D-Jugend 06.04.2019 SG Oberweier - SG Altdorf /Ettenheimweiler 4:1 (4:0)

Das zweite Rückrundenspiel führte uns nach Oberweier. Hier wollten wir vor allem sortiert und konzentriert in die Begegnung starten. In den ersten Minuten gelang uns das einigermaßen, doch der Gegner wurde zunehmend taffer und nutzte unsere Unsicherheiten in der Defensive aus. Wir konnten die Bälle nicht konsequent aus dem Rückraum befördern und durch ungenaue Zuspiele ermöglichten wir dem Gegner immer wieder den Ball zu erobern. Die Gegenspieler hatten zu viel Platz für ihre Aktionen - so kam in der 11. Minute der Oberweierer Stürmer im Strafraum frei zum Schuss und traf zu 0:1. Kurze Zeit später fiel das 0:2 durch einen ungedeckten Gegenspieler, der ungestört auf unser Tor zielen konnte. Unglücklicherweise setzte der eigentlich völlig ungefährlicher Ball kurz vor dem Tor nochmal auf und so griffen die Hände unseres Torwarts in Leere. Wir versuchten das Spiel in den Griff zu bekommen, doch leider waren nicht alle konzentriert und bei der Sache, so zeigten wir einige Schwächen am Ball und im Zweikampfverhalten. In der 24. Minute klatsche unser Torwart einen Schuss der Oberweierer nur ab, und der Ball fiel einem freistehenden Stürmer vor die Füße – diese musste den Ball nur noch zum 0:3 ins Tor schieben. Bezeichnend für diese erste Halbzeit konnte der Gegner mit einem weiteren, ungestörten Weitschuss, der vom Tormann völlig unterschätzt wurde, zum Torerfolg kommen. Mit 0:4 gingen wir nach einer desolaten Leistung in die Pause.
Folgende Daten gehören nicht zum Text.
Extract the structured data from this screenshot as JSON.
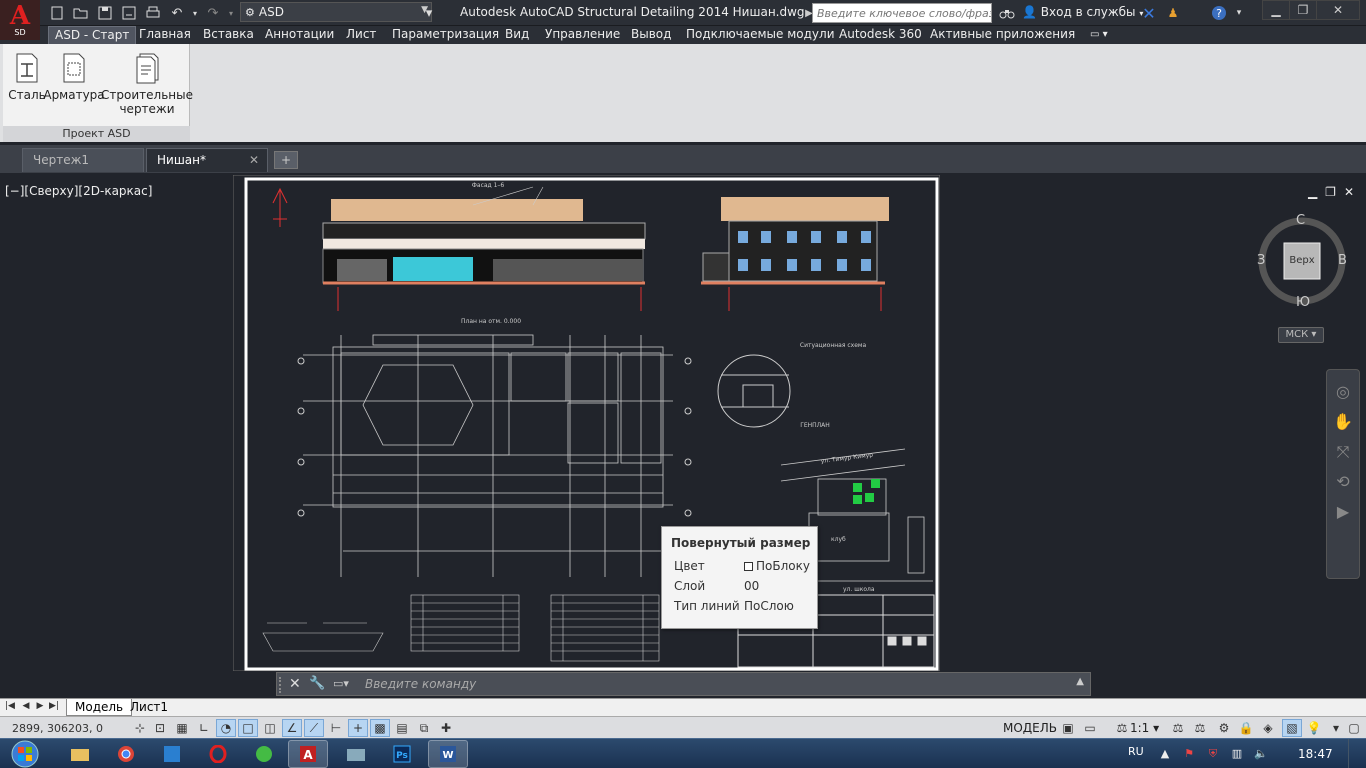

In der zweiten Halbzeit war unsere Mannschaft wie ausgetauscht. Der Einsatz stimmte, Zweikämpfe wurden angenommen und auch die Bälle wurden nun konsequent von der Abwehr aus dem Rückraum bugsiert. Nun hatten wir den Gegner besser im Griff, die Abwehr wurde entlastet und es ergaben sich auch immer wieder Chancen für unsere Stürmer. In der 40. Minute wurde dann unser Stürmer im Strafraum zu Fall gebracht . Den Strafstoß verwandelt Mika Fischer souverän und verkürzte zum 1:4 Endstand. Insgesamt präsentierte sich die Mannschaft in der zweiten Hälfte auf Augenhöhe mit dem Gegner und zeigte, was in ihr steckt.
Wir sollten künftig nur 2. Halbzeiten spielen … diese Bilanz wäre hervorragend, doch nun gilt es, auch die Anfangsphase konstant und vor allem wach anzugehen.